Sulle ritmiche e sui suoni a volte gutturali e spesso profondi di «Contrast», la title track, si staglia la voce di Martina Lupi, protagonista incontrastata del brano d’apertura, in una danza che parla di carnevale e di molti colori. Atmosfere molto più notturne e tranquille quelle che si incontrano in My perfect breath, ballata che sa di inverno e di nord Europa, avvolta sulle corde della chitarra acustica. Si rimane su toni piuttosto malinconici con Oua, che scivola e rotola sulle sillabe mentre i fiati si rincorrono in un inseguimento che si fa drammatico e lacerante. Il finale cambia e si fa arrembante. Questioni di anima quelle affrontate in Mi alma, che percorre la penisola iberica sulle note della chitarra, con un impeto e una forza vellutate ma notevoli. Una ballata dalle risonanze profonde è D’ali, che dopo un’introduzione molto calma, inizia la propria danza dai toni orientali. Si balla anche in F-rammenti, giocata su toni alti e dalle visioni mediterranee. Il pianoforte disegna un arco melodico sul quale nasce Nina tu eres, delicata e dolorosa, ma anche in questo caso capace di animarsi all’improvviso. Rimane su umori molto cupi invece La distanza, molto languida e nostalgica. Los Elementos muove da costruzioni materiche, movimentando i suoni con un ritmo ipnotico e con sensazioni tra ambient e post rock. Como o ar do mar chiude il disco accoccolandosi in riva al mare ad ammirare le onde e a cercare di lenire la tristezza. Ma il mare è anche movimento, infatti il brano si anima d’improvviso e finisce di nuovo danzando.
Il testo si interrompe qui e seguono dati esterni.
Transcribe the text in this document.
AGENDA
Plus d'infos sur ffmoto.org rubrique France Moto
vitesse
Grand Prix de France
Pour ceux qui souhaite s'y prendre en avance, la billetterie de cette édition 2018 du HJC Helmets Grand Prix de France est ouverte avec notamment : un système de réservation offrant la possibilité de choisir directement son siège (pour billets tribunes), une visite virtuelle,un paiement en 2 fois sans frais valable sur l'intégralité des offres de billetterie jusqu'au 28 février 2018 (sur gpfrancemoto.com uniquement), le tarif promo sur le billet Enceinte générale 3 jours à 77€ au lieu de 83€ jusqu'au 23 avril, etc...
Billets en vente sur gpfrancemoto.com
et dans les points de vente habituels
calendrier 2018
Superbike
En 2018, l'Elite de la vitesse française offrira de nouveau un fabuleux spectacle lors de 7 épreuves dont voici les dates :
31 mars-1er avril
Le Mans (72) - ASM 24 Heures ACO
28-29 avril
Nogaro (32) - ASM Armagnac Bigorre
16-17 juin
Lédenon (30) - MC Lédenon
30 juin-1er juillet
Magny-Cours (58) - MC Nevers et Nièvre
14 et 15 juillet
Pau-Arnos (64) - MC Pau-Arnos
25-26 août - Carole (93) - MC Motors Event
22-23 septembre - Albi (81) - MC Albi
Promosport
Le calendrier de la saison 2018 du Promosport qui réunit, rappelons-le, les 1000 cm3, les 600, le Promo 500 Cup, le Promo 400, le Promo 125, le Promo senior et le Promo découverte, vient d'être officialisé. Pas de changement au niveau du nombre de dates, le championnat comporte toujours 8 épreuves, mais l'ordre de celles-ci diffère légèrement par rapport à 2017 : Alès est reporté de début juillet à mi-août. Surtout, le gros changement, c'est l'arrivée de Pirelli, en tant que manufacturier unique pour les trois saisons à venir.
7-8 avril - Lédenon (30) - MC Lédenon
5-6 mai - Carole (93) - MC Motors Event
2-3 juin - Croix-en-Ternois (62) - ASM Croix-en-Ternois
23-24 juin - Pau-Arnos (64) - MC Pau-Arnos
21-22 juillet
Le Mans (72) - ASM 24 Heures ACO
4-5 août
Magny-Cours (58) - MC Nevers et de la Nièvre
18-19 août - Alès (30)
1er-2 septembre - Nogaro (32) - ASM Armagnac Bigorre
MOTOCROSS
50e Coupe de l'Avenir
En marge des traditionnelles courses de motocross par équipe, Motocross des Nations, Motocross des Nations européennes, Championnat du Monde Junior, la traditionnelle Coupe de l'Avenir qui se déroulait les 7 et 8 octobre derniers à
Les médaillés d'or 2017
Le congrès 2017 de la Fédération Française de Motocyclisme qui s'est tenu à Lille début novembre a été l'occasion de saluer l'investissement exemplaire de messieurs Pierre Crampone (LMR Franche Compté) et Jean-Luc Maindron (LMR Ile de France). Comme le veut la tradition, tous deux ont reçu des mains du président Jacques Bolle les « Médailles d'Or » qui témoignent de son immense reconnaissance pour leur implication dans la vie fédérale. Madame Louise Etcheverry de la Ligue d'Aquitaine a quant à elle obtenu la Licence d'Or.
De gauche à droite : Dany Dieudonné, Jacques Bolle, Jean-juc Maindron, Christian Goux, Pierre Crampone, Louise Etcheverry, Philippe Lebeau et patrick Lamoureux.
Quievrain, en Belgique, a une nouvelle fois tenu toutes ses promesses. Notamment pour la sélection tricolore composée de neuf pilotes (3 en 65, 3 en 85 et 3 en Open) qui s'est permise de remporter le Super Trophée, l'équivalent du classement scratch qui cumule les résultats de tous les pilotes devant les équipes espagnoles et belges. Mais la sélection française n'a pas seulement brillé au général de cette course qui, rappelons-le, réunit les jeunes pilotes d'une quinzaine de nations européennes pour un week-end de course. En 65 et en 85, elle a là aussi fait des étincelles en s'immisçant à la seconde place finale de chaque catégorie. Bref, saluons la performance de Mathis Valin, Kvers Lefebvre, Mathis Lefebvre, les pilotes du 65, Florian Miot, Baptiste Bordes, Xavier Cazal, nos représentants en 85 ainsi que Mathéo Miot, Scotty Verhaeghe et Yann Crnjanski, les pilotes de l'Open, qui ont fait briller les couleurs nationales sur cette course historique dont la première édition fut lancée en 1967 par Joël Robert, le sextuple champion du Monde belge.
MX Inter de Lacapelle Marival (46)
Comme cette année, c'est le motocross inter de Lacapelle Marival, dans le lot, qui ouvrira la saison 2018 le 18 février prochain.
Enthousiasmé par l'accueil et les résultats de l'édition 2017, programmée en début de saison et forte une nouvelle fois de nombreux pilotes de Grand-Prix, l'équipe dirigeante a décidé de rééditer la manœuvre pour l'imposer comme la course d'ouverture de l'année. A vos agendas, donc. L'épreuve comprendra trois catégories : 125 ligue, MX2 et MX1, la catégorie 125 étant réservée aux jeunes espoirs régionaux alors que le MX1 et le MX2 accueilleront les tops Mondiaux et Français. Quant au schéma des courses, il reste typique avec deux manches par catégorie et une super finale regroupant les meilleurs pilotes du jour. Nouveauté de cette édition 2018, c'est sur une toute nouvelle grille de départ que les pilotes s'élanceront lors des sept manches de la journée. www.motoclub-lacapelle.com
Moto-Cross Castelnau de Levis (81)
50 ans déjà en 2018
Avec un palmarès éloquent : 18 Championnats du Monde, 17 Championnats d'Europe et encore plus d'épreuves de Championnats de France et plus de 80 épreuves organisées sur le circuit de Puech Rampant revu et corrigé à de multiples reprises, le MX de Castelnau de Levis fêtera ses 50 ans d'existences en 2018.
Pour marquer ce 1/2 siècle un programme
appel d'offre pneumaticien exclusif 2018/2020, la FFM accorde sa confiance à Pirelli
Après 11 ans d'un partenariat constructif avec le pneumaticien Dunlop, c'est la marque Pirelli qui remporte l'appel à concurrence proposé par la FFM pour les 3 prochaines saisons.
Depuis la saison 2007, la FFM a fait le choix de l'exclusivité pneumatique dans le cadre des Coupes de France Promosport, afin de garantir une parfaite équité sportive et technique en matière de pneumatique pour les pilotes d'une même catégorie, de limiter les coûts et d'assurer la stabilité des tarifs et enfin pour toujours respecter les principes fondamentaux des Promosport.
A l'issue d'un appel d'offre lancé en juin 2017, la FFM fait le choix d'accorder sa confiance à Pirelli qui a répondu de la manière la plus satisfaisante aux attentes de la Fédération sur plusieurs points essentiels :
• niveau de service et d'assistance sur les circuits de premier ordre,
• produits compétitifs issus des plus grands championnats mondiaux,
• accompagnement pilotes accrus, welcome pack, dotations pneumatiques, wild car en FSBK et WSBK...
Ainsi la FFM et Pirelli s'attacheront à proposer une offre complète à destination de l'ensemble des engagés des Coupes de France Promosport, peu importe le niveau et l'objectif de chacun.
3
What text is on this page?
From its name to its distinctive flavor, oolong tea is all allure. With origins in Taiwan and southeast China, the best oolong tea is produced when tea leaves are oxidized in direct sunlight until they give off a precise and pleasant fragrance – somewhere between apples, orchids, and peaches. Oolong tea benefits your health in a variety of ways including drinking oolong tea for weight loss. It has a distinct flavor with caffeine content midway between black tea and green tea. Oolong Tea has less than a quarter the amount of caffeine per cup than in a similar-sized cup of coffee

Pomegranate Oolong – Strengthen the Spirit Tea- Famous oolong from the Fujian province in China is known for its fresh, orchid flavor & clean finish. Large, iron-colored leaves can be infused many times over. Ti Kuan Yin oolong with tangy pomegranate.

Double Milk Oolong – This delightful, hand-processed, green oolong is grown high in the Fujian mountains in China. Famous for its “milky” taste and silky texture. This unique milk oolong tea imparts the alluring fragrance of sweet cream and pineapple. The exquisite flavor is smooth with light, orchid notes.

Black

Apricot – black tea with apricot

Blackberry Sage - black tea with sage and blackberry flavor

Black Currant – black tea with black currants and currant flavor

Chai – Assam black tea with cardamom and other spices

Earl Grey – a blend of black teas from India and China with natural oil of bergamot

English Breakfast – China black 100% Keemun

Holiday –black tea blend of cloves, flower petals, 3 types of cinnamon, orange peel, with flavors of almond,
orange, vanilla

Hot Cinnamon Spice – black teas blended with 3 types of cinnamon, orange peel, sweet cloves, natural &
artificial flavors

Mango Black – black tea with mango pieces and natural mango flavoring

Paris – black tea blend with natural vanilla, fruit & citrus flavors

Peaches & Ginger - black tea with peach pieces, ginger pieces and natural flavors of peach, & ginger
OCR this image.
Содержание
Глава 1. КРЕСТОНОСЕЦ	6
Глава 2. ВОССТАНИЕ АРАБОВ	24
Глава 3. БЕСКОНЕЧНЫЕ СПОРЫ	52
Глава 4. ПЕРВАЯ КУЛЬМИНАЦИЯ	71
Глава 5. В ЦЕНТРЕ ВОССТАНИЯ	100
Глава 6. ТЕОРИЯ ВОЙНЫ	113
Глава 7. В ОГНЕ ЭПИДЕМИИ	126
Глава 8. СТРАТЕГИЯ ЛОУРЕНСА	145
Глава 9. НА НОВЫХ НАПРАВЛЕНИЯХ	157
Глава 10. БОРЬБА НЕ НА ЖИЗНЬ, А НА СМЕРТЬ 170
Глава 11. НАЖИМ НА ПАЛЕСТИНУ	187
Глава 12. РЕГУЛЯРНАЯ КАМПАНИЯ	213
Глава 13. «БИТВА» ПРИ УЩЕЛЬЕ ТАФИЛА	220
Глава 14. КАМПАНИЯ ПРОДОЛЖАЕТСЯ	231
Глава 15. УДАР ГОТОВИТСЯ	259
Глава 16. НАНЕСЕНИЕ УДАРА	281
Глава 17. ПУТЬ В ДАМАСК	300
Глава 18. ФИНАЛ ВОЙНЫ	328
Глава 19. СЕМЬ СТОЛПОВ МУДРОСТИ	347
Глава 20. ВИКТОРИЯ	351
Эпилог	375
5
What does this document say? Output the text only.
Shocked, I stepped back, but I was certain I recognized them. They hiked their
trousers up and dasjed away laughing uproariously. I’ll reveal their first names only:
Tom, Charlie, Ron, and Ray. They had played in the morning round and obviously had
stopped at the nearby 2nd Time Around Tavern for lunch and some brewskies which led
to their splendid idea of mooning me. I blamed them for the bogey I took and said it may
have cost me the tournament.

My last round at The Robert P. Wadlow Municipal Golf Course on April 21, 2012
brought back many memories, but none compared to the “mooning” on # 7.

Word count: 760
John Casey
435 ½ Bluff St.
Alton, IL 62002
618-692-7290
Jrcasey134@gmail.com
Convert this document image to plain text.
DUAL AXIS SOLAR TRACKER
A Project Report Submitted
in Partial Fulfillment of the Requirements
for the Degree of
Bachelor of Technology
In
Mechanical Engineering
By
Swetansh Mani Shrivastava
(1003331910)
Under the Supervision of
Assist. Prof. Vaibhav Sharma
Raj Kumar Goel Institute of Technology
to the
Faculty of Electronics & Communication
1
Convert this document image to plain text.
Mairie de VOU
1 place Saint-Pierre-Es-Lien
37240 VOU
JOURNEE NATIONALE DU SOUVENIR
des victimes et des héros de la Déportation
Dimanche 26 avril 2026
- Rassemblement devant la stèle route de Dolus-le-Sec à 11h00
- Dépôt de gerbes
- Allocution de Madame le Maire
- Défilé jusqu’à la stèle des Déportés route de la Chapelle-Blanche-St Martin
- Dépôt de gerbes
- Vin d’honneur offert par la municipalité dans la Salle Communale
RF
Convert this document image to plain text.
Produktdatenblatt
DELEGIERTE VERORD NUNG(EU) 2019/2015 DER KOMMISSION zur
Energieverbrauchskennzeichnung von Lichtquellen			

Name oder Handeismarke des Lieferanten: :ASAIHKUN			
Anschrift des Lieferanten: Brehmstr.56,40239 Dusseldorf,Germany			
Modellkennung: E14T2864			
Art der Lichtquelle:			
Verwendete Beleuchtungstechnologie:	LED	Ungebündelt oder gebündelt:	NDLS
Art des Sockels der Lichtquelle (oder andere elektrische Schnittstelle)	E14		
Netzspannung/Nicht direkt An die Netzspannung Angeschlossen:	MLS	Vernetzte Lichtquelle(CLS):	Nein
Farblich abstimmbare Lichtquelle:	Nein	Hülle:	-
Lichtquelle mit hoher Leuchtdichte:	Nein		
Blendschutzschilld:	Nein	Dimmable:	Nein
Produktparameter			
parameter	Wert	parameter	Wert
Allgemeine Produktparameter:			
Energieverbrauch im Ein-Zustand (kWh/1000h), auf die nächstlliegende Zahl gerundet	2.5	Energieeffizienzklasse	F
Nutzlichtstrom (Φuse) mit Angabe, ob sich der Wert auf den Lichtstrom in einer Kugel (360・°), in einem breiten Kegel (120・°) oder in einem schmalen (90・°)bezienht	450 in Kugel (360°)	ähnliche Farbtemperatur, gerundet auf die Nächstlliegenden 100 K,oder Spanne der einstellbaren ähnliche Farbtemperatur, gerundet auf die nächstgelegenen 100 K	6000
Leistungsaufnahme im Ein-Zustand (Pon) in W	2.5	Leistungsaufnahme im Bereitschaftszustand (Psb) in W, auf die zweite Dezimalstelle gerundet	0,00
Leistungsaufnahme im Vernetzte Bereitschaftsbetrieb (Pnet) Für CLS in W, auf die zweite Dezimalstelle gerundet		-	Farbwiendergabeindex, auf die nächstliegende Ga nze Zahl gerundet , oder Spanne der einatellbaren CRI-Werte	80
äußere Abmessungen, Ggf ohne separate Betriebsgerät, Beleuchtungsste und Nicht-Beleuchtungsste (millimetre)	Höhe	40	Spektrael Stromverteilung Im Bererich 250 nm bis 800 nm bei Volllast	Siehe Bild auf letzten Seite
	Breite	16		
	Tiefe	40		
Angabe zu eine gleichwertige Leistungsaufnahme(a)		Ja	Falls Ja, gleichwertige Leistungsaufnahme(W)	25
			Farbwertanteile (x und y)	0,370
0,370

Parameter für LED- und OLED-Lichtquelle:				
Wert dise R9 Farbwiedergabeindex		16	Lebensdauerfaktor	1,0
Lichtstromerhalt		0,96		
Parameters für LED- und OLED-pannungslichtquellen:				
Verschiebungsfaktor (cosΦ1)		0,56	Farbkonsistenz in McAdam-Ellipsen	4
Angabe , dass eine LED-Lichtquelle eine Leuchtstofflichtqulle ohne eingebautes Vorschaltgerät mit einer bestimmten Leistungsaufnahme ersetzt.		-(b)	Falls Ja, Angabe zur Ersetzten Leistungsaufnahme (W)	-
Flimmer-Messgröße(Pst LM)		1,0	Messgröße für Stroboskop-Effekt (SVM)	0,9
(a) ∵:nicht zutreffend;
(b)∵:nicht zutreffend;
Progetto coerente e omogeneo nei suoni, quello dei Tupa Ruja arriva al quinto album con una consapevolezza e una sapienza sonora di alto livello, soprattutto per quanto riguarda l’integrazione senza sforzo di suoni provenienti da varie parti del mondo, in un tutto coerente e ricco di sapori interessanti.

«Contrast» ha un significato allegorico: il carnevale, simbolicamente inteso come la pulsione di vita che si contrappone alla morte. Due concetti contraddittori che contraddistinguono l’esistenza umana. Un archetipo che si inserisce perfettamente nel momento storico che viviamo, in un mondo caratterizzato da violenza e guerra. La morte intesa come nemico che risiede nell’animo umano, negli abissi profondi dell’essere, si manifesta nel momento allegorico del carnevale, quando nel pieno dell’espressione della lussuria, delle forme pacifiche di arte e convivialità, viene respinta da una forza generatrice più potente, che rimanda il suo inesorabile arrivo ad un tempo diverso, lontano da quello del carnevale.